As if on cue, you will find the first spinach of the season in your bags today! And there's plenty of it to look forward to in your fall future, too. This year's spinach is some of the best I've grown--and it will get even tastier after frost hits.
Spinach is a beautiful crop, an amazing sight to behold--particularly because it is so darn finicky to grow! Picking it this morning, I couldn't keep from carrying on about how fantastic the rows look this year.
In any spinach-growing locale, spinach is seeded in the ground, emerges four days later, and produces beautiful green leaves in six weeks. We are not in a spinach-growing locale.
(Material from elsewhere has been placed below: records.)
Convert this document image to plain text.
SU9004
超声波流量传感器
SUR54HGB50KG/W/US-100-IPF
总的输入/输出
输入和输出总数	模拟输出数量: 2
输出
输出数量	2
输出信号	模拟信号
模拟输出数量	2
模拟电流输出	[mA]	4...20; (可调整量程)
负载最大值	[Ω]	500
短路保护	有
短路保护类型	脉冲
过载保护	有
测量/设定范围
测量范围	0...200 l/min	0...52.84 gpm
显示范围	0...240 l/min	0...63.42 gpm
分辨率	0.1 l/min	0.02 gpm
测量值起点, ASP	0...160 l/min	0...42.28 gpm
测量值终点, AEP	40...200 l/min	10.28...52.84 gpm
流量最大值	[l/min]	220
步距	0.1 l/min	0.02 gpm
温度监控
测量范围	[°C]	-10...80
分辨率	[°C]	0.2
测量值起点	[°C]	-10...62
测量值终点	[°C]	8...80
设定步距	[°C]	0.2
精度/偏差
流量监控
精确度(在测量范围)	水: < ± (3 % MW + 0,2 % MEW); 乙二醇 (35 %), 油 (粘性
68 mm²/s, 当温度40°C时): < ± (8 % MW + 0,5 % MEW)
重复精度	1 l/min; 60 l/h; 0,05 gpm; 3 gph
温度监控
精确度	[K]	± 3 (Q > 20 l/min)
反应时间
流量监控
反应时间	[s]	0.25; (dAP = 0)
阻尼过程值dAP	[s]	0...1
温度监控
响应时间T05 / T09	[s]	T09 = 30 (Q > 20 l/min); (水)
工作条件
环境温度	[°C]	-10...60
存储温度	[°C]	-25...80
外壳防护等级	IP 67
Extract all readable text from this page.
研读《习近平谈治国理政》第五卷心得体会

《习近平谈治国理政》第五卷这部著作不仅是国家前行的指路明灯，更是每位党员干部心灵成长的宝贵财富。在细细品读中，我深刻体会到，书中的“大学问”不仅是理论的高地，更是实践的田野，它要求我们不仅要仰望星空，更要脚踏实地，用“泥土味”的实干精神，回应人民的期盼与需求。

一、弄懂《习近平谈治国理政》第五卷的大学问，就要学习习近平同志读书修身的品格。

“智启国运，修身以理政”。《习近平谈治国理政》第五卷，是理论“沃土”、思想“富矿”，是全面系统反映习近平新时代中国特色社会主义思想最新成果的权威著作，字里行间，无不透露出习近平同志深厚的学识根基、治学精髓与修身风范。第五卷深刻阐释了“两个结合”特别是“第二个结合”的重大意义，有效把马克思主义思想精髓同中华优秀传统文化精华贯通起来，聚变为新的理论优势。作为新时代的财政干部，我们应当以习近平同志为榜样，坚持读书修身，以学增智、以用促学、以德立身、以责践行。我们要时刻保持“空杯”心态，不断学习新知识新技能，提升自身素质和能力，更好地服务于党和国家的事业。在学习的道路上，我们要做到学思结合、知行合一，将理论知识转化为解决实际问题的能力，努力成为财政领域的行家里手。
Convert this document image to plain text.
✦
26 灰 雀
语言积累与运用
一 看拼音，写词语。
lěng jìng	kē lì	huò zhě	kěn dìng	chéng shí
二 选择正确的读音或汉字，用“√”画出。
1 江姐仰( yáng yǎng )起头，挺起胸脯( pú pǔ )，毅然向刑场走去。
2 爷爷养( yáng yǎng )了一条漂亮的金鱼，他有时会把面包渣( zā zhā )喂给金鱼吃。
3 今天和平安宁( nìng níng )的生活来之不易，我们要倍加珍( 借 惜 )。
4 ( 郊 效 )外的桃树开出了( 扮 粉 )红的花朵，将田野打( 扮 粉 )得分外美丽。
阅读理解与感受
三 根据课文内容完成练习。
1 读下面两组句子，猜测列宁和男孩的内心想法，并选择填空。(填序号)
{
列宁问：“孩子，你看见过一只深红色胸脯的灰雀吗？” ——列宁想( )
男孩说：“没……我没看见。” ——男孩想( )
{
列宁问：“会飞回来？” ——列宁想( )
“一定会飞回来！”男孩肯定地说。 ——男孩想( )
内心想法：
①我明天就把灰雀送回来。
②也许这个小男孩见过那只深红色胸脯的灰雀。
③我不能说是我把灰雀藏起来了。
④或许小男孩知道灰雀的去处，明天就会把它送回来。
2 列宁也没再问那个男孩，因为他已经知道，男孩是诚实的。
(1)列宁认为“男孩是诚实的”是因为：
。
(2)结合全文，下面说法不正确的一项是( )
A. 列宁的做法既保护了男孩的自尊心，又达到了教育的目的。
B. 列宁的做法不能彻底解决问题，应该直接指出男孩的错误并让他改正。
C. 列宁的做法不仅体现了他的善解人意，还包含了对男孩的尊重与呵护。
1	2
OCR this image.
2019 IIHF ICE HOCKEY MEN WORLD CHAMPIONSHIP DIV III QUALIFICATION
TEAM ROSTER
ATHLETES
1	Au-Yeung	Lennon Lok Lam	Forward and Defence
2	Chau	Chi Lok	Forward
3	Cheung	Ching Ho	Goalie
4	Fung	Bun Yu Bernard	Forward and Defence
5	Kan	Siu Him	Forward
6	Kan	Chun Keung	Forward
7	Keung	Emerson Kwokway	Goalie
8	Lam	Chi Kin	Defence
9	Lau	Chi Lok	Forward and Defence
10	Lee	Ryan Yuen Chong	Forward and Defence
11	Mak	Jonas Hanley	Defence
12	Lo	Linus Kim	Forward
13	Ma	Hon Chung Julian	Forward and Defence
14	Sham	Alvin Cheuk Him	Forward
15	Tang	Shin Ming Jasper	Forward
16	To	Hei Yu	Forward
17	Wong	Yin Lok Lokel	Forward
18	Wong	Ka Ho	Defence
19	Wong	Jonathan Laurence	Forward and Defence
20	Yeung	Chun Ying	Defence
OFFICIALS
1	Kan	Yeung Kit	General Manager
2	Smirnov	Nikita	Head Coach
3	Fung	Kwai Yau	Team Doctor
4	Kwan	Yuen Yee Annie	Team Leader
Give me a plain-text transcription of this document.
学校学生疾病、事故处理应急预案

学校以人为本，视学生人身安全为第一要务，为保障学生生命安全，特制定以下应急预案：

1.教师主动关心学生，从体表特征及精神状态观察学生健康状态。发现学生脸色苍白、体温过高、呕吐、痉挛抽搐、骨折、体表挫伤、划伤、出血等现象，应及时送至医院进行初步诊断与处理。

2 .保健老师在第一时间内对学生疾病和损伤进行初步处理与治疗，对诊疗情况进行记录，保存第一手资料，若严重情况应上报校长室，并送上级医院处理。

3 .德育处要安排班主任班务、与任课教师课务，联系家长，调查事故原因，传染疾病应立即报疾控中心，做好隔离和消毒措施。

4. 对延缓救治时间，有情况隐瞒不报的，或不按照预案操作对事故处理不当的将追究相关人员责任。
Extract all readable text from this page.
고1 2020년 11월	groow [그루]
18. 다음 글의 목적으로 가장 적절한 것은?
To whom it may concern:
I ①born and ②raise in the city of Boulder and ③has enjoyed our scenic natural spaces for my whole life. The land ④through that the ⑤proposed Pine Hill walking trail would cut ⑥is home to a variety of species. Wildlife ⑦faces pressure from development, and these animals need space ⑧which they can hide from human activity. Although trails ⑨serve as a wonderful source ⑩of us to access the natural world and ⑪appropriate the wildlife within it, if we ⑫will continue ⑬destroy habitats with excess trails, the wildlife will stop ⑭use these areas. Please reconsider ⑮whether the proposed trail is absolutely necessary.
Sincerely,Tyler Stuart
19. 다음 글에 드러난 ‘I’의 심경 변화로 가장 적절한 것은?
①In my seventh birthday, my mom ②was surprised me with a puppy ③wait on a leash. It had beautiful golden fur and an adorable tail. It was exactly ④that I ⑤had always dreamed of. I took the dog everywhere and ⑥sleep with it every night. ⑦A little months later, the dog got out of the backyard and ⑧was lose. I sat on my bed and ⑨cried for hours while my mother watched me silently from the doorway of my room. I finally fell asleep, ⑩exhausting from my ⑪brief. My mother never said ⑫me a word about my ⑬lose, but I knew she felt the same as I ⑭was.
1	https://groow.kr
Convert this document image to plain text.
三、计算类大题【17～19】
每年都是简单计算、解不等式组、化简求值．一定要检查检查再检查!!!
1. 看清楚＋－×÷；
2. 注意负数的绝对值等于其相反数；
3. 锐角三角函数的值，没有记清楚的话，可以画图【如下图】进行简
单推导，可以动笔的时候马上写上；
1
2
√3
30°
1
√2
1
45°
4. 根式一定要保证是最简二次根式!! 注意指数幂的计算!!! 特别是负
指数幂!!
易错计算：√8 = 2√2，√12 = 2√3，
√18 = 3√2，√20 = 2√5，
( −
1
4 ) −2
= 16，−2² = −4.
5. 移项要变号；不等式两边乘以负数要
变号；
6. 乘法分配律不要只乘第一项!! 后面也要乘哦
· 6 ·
It's too hot in August for spinach seeds to germinate reliably or at all, but delaying planting until cool weather would yield a crop in November--far too late to be useful this season.
A typical farmer conversation about spinach:
Me: "Spinach is going all right this year, I gave up on direct seeding and I'm growing all my spinach from transplants."
Farmer: "Yeah, spinach, it never comes up!"
We all know this, yet persist in direct seeding some because it should be such an easy crop.
Now, you see...I DID plan to go through the hassle of transplanting thousands of spinach plants again this year, but then the weather forecast showed a period of cool rainy weather in early August at the perfect planting date for fall spinach. I seized the day. It worked. Five days of unseasonably cool days and moist soil established an excellent stand of spinach. And, thanks to the nitrogen-producing covercrop planted there last spring, the plants are beautiful and green instead of small and yellow as results from, well...too little nitrogen, or too much water, too little water, too low pH...and who knows what else. In any case, factors aligned this year and having seen all the ways the crop can go wrong, I'm really excited about spinach right now.